Nayala sentie son coeur tressauter en entendant le début de sa phrase et était appeurée d'en entendre la suite. Elle resta néanmoins silencieuse et écouta l'homme, de nouveau face à elle, qui s'agitait gaiement:

- Je sais pertinement qu'elle est fausse, ou du moins en parti, et avant que vous me disiez le contraire... Je comprend parfaitement que vous ne me faîtes pas confiance. Après tout, je vous suis étrangé donc je vais devoir la gagner ! Quoi de mieux que vous aider à guérir votre amie pour y arriver !

Ses yeux orangés écarquillaient, bouche-bée, Nayala était de nouveau surprise par le Jardien-Préparateur. Les doutes qui s'entrechoquaient dans son esprit débordèrent:

- Pourquoi ? Que voulez-vous ? Et ne me répondez pas ma confiance...

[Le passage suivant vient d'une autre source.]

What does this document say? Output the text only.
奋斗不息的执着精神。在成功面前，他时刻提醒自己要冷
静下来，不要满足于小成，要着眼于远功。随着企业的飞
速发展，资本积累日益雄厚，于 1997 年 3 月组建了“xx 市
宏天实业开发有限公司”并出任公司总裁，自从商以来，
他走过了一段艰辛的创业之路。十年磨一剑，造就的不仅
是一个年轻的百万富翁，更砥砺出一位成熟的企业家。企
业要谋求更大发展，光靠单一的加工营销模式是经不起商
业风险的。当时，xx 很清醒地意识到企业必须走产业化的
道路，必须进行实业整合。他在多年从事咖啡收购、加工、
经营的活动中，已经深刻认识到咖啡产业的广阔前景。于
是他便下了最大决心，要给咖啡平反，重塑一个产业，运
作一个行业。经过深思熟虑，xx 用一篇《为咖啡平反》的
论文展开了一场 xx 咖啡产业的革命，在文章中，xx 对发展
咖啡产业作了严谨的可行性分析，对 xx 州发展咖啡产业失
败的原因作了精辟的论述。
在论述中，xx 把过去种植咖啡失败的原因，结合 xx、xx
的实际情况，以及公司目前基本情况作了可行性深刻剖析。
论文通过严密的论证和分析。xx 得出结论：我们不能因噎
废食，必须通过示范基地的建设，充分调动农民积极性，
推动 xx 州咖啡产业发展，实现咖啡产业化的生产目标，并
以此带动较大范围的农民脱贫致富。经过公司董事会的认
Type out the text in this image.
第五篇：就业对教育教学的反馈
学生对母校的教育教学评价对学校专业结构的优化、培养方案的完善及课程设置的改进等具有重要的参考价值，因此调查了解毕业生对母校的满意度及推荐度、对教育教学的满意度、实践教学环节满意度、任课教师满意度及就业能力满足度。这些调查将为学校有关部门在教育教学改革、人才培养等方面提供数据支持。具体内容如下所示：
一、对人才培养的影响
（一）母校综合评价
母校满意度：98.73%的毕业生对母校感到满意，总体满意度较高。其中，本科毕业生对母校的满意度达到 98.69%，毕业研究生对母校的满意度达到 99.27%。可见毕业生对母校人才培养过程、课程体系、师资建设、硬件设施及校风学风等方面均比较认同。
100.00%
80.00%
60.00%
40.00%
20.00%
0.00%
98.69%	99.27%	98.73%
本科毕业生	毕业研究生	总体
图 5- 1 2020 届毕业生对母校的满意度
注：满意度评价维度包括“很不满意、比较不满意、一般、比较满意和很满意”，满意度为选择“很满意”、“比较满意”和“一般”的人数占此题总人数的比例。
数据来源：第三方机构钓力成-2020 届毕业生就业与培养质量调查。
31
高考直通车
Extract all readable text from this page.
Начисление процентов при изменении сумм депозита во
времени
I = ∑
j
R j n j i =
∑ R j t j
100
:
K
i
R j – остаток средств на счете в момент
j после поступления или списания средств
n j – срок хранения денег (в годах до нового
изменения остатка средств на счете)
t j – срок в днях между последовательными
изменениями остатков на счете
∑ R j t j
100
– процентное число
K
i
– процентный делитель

La question lui était sortie de la bouche sans pouvoir la retenir. Il avait beau être une personne exubérante, monsieur Lancel s'apprêtait à aider une infiltrée, non enregistrée, à l'histoire qu'il trouvait douteuse, volontairement. Ce qui le mettrai en danger si elle venait à se faire prendre. Nayala n'était pas dupe et se demandait : que souhaitait-il réellement en échange ?

En levant les bras au ciel, il s'exclama :

- Evidemment une contre-partie serait le bienvenue, vous m'avez devancée !

- Que voulez-vous ? Répéta-t-elle.

Cet homme parlait avec ses mains. Il accompagnait toutes ses phrases par des gestes toujours plus amples que nécessaire. Il continua plein d'entrain :

- Ne faites pas cette tête voyons ! Rien d'illégal, il va sans dire ! Honnêtement, je souhaite réellement votre aide en tant qu'Assistante mais, au vu de ce que j'ai aperçu tout à l'heure, en tant que Préparatrice aussi.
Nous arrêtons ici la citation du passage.